Director Wayne Blair poses for a photo as he promote the movie "Sapphires" during the 2012 Toronto International Film Festival in Toronto on Sunday, Sept. 9, 2012. A lot of first-time directors nervously unveiled their debut creations at the Toronto International Film Festival over the last 10 days, and the actors who worked with them say that taking a job with a rookie helmer can be a risk — but can also have a big payoff. THE CANADIAN PRESS/Chris Young
TORONTO - A lot of first-time directors nervously unveiled their cinematic creations over the last 10 days at the Toronto International Film Festival, and the actors who worked with them say that while taking a job with a rookie helmer can be a risk — it can also have a big payoff.
"Every director is different for sure, but there's a huge difference between first-time directors and directors that have done a lot of work," said Patrick Fugit, who stars in the sex addiction dramedy "Thanks For Sharing," the directorial debut of Oscar-nominated "The Kids Are All Right" scribe Stuart Blumberg.
While an inexperienced boss can concentrate on the wrong things or get lost in the filmmaking process, Fugit says they can also bring a refreshing perspective to a project.
"There's definitely something different," said the "Almost Famous" actor, who noted that Blumberg didn't fall into any first-time pitfalls with "Thanks for Sharing," which also stars Gwyneth Paltrow, Mark Ruffalo and Tim Robbins.
"There's a hunger, and a passion."
"Bridesmaids" star Chris O'Dowd, who worked under first-time film director Wayne Blair on the Aussie crowd-pleaser "The Sapphires," was similarly enthused.
"I've done it a few times," the Irish actor said of delving into a project with a directing greenhorn.
"I really enjoy it (for the reason) that they're really going for it. It's so exciting and they don't have any fixed idea about exactly how they work. So they have ideas, and they know what they like but they're not caught up in their old ways."
Brandon Cronenberg, at the fest with his first feature "Antiviral," has faced a lot of questions from reporters about working in the shadow of his filmmaker father David.

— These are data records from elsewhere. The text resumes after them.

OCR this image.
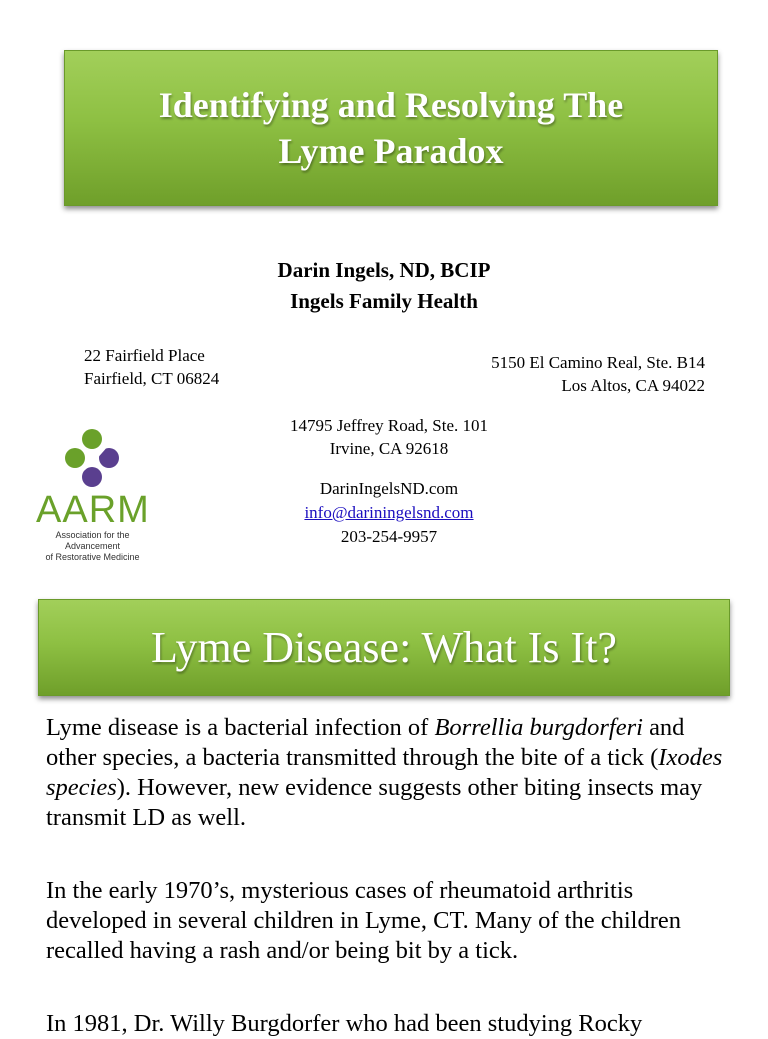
Identifying and Resolving The
Lyme Paradox
Darin Ingels, ND, BCIP
Ingels Family Health
22 Fairfield Place
Fairfield, CT 06824
5150 El Camino Real, Ste. B14
Los Altos, CA 94022
14795 Jeffrey Road, Ste. 101
Irvine, CA 92618
DarinIngelsND.com
info@dariningelsnd.com
203-254-9957
AARM
Association for the Advancement
of Restorative Medicine
Lyme Disease: What Is It?
Lyme disease is a bacterial infection of Borrellia burgdorferi and other species, a bacteria transmitted through the bite of a tick (Ixodes species). However, new evidence suggests other biting insects may transmit LD as well.
In the early 1970’s, mysterious cases of rheumatoid arthritis developed in several children in Lyme, CT. Many of the children recalled having a rash and/or being bit by a tick.
In 1981, Dr. Willy Burgdorfer who had been studying Rocky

"Antiviral" star Sarah Gadon — who has acted for both Cronenberg father and son — sees the benefits of both ends of the experience spectrum.
"I feel like Brandon has this kind of innocence about him, this exciting energy about starting, being at the very beginning of his career," she said.

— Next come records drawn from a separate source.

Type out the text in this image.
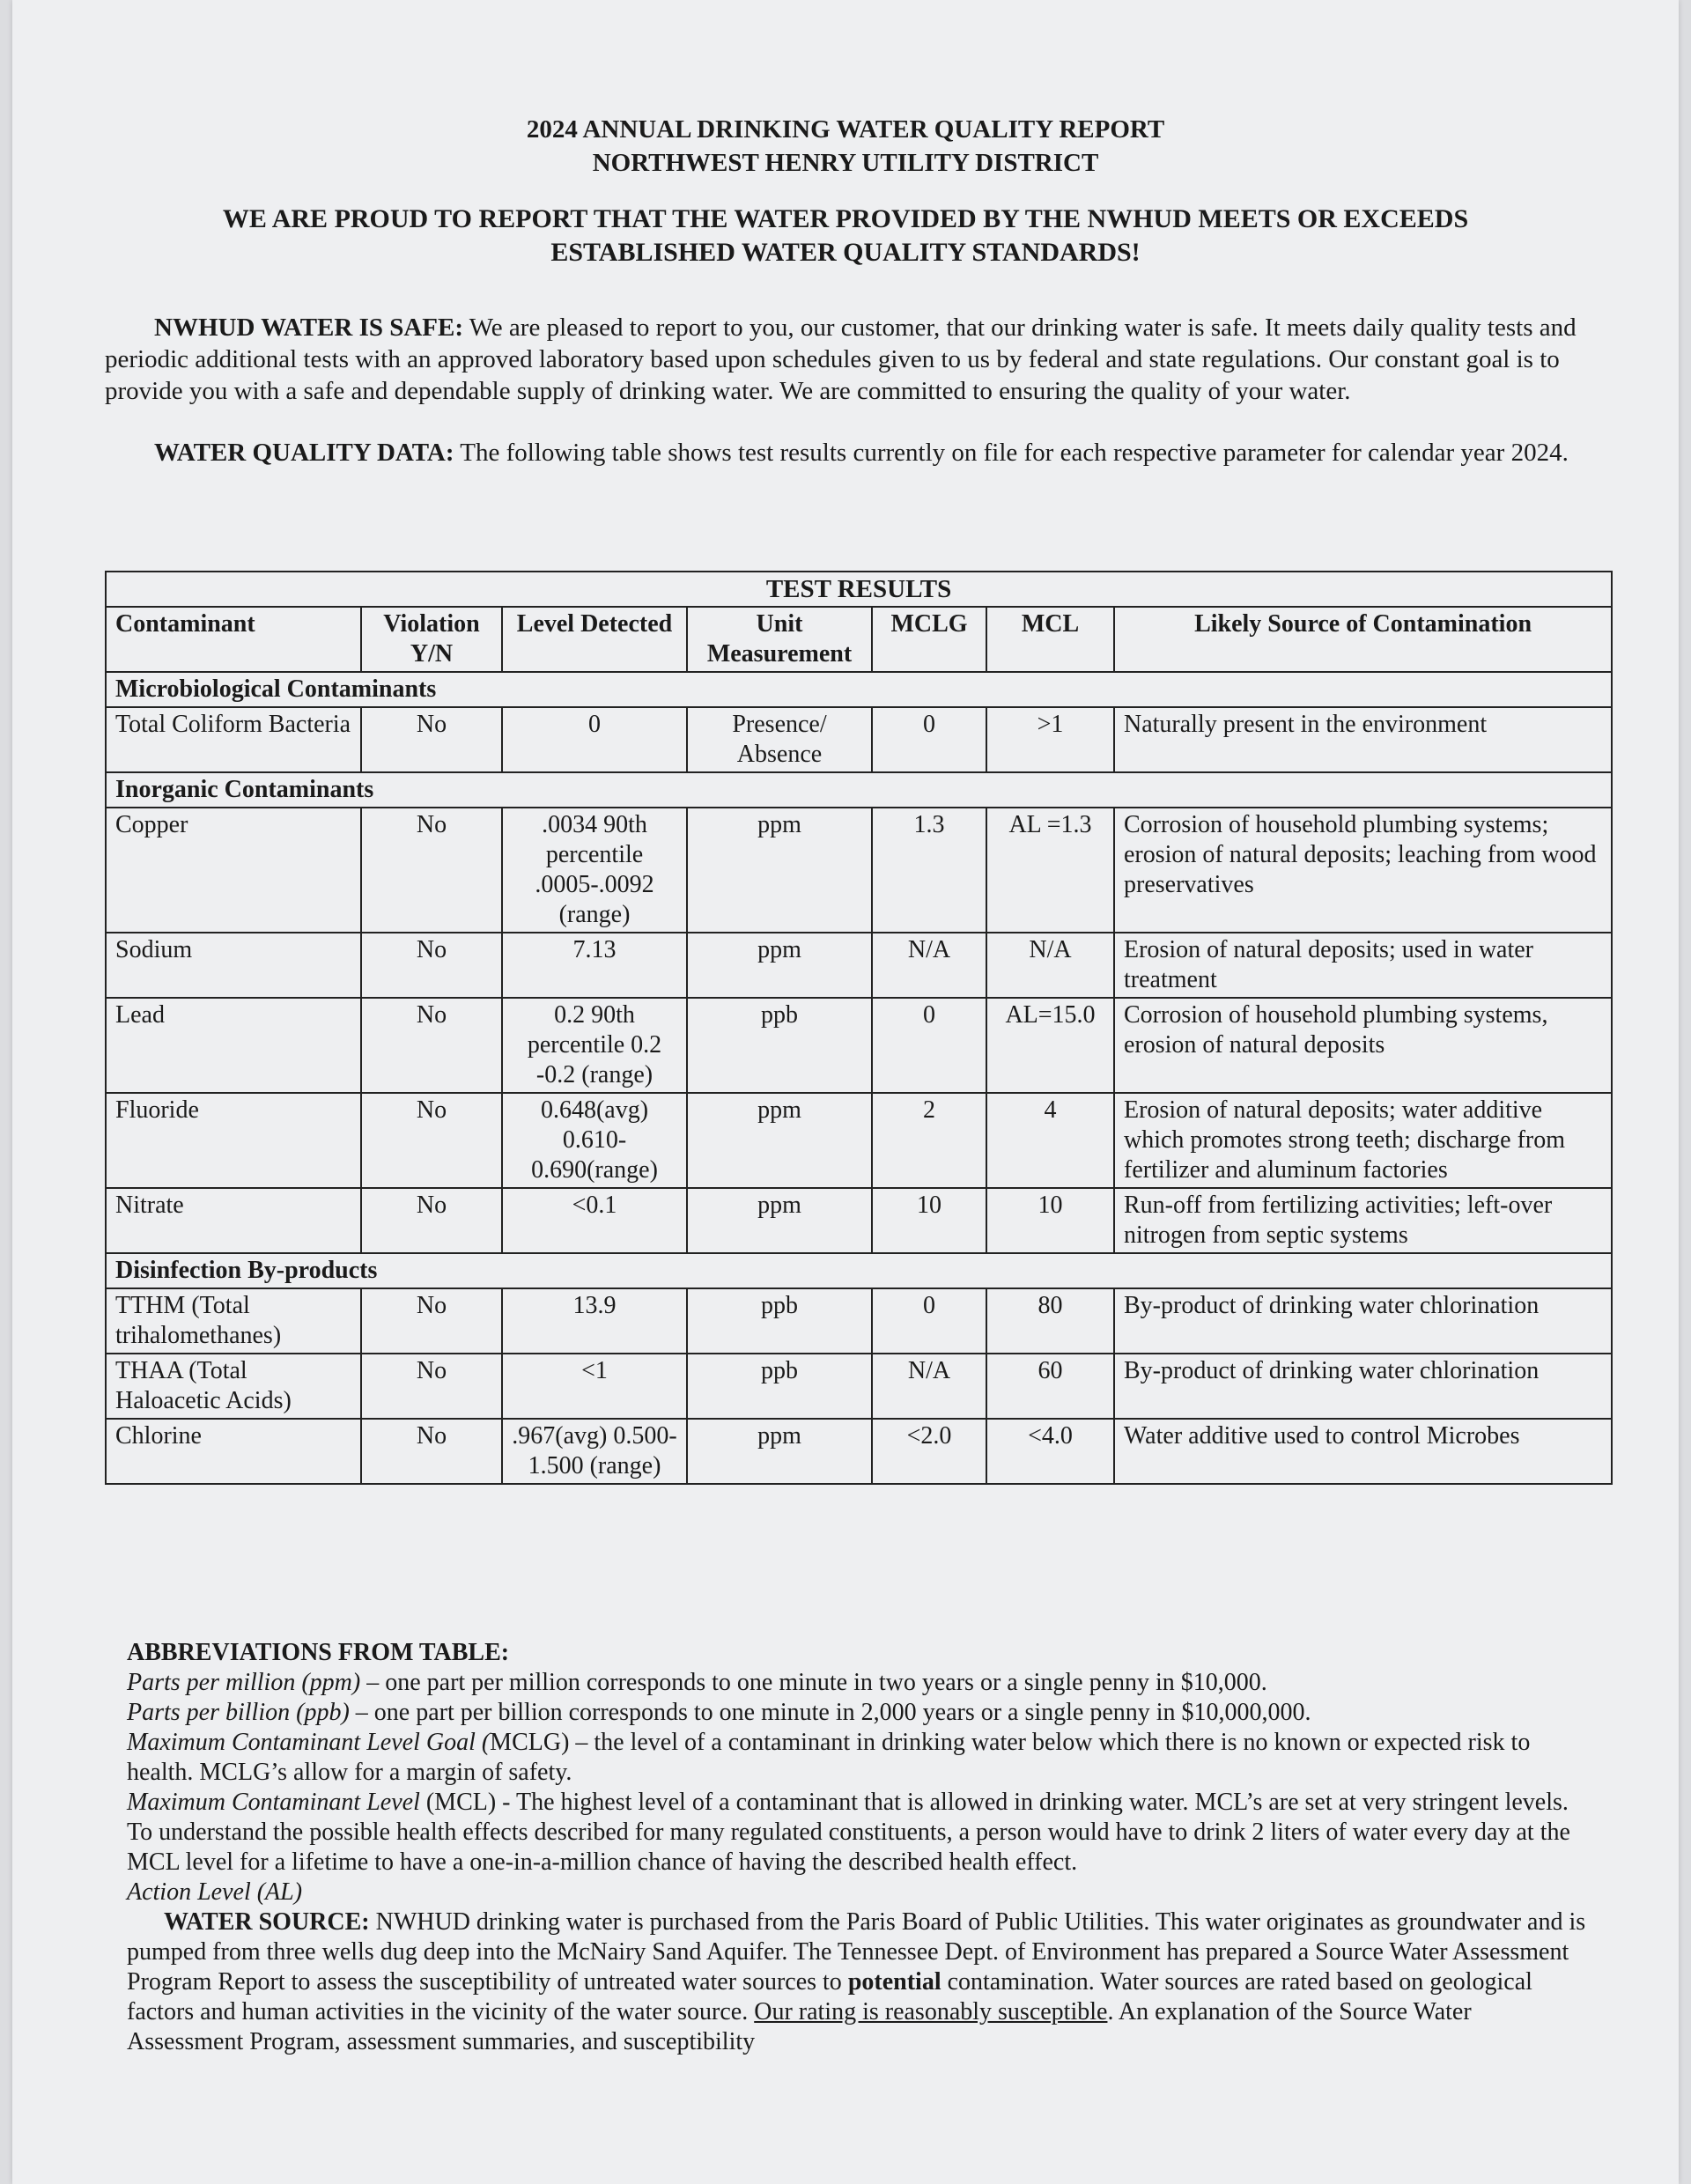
2024 ANNUAL DRINKING WATER QUALITY REPORT
NORTHWEST HENRY UTILITY DISTRICT
WE ARE PROUD TO REPORT THAT THE WATER PROVIDED BY THE NWHUD MEETS OR EXCEEDS ESTABLISHED WATER QUALITY STANDARDS!
NWHUD WATER IS SAFE: We are pleased to report to you, our customer, that our drinking water is safe. It meets daily quality tests and periodic additional tests with an approved laboratory based upon schedules given to us by federal and state regulations. Our constant goal is to provide you with a safe and dependable supply of drinking water. We are committed to ensuring the quality of your water.
WATER QUALITY DATA: The following table shows test results currently on file for each respective parameter for calendar year 2024.
TEST RESULTS						
Contaminant	Violation Y/N	Level Detected	Unit Measurement	MCLG	MCL	Likely Source of Contamination
Microbiological Contaminants						
Total Coliform Bacteria	No	0	Presence/ Absence	0	>1	Naturally present in the environment
Inorganic Contaminants						
Copper	No	.0034 90th percentile .0005-.0092 (range)	ppm	1.3	AL =1.3	Corrosion of household plumbing systems; erosion of natural deposits; leaching from wood preservatives
Sodium	No	7.13	ppm	N/A	N/A	Erosion of natural deposits; used in water treatment
Lead	No	0.2 90th percentile 0.2 -0.2 (range)	ppb	0	AL=15.0	Corrosion of household plumbing systems, erosion of natural deposits
Fluoride	No	0.648(avg) 0.610- 0.690(range)	ppm	2	4	Erosion of natural deposits; water additive which promotes strong teeth; discharge from fertilizer and aluminum factories
Nitrate	No	<0.1	ppm	10	10	Run-off from fertilizing activities; left-over nitrogen from septic systems
Disinfection By-products						
TTHM (Total trihalomethanes)	No	13.9	ppb	0	80	By-product of drinking water chlorination
THAA (Total Haloacetic Acids)	No	<1	ppb	N/A	60	By-product of drinking water chlorination
Chlorine	No	.967(avg) 0.500-1.500 (range)	ppm	<2.0	<4.0	Water additive used to control Microbes

ABBREVIATIONS FROM TABLE:

Parts per million (ppm) – one part per million corresponds to one minute in two years or a single penny in $10,000.

Parts per billion (ppb) – one part per billion corresponds to one minute in 2,000 years or a single penny in $10,000,000.

Maximum Contaminant Level Goal (MCLG) – the level of a contaminant in drinking water below which there is no known or expected risk to health. MCLG’s allow for a margin of safety.

Maximum Contaminant Level (MCL) - The highest level of a contaminant that is allowed in drinking water. MCL’s are set at very stringent levels. To understand the possible health effects described for many regulated constituents, a person would have to drink 2 liters of water every day at the MCL level for a lifetime to have a one-in-a-million chance of having the described health effect.

Action Level (AL)

WATER SOURCE: NWHUD drinking water is purchased from the Paris Board of Public Utilities. This water originates as groundwater and is pumped from three wells dug deep into the McNairy Sand Aquifer. The Tennessee Dept. of Environment has prepared a Source Water Assessment Program Report to assess the susceptibility of untreated water sources to potential contamination. Water sources are rated based on geological factors and human activities in the vicinity of the water source. Our rating is reasonably susceptible. An explanation of the Source Water Assessment Program, assessment summaries, and susceptibility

"Whereas David sits in a very serene, calm and knowing place because he's already established himself."
Festival-goers, of course, are always on the hunt for the Next Big Thing. And that's perhaps the biggest payoff of working with an up-and-comer: the chance to say you were in on the early career of a future great.

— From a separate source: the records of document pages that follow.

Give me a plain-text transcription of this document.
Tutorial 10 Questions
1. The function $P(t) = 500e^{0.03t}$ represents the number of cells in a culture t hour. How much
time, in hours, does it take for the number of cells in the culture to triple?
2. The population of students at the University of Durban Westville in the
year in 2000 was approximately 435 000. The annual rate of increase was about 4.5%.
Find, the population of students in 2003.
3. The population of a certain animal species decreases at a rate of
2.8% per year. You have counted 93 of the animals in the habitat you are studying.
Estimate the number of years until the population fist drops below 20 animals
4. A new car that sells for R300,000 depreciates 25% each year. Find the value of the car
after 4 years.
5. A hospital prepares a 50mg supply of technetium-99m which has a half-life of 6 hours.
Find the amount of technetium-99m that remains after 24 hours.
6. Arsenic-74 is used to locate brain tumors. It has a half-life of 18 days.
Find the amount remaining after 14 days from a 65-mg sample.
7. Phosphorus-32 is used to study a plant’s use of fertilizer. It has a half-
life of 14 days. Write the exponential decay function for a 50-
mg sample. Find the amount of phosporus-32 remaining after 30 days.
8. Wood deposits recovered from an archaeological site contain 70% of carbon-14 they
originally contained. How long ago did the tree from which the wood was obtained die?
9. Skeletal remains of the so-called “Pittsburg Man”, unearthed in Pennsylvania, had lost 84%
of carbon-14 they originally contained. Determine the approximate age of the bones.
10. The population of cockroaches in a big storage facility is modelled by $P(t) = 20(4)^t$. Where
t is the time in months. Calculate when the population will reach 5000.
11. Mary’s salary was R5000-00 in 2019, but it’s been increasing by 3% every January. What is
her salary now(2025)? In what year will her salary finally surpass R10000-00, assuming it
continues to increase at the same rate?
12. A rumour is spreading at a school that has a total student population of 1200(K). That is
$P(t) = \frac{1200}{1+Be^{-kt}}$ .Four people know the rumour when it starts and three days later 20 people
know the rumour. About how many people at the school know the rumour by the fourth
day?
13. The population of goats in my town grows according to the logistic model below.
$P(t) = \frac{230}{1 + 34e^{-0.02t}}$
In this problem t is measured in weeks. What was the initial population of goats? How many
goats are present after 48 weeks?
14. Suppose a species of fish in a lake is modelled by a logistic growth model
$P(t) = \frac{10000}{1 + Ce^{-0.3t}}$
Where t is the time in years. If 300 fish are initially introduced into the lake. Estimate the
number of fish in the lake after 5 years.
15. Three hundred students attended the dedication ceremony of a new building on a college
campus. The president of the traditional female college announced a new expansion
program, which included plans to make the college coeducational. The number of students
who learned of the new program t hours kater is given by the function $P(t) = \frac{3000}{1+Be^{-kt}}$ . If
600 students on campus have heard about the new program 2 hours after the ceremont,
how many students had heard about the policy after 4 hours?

After all, it was some 30 years ago that Robert Redford won an Academy Award for his directorial debut, "Ordinary People." The screen legend has gone on to a successful career behind the lens, and was at the fest this year with the well-received thriller, "The Company You Keep."
Says Gadon of working with the young Cronenberg: "What I love is that I was able to contribute to Brandon's first feature film and was able to be a part of his body of work, because I really believe that he will have a large body of work and I believe it's special when you're in someone's first film."
The Toronto International Film Festival wraps up Sunday.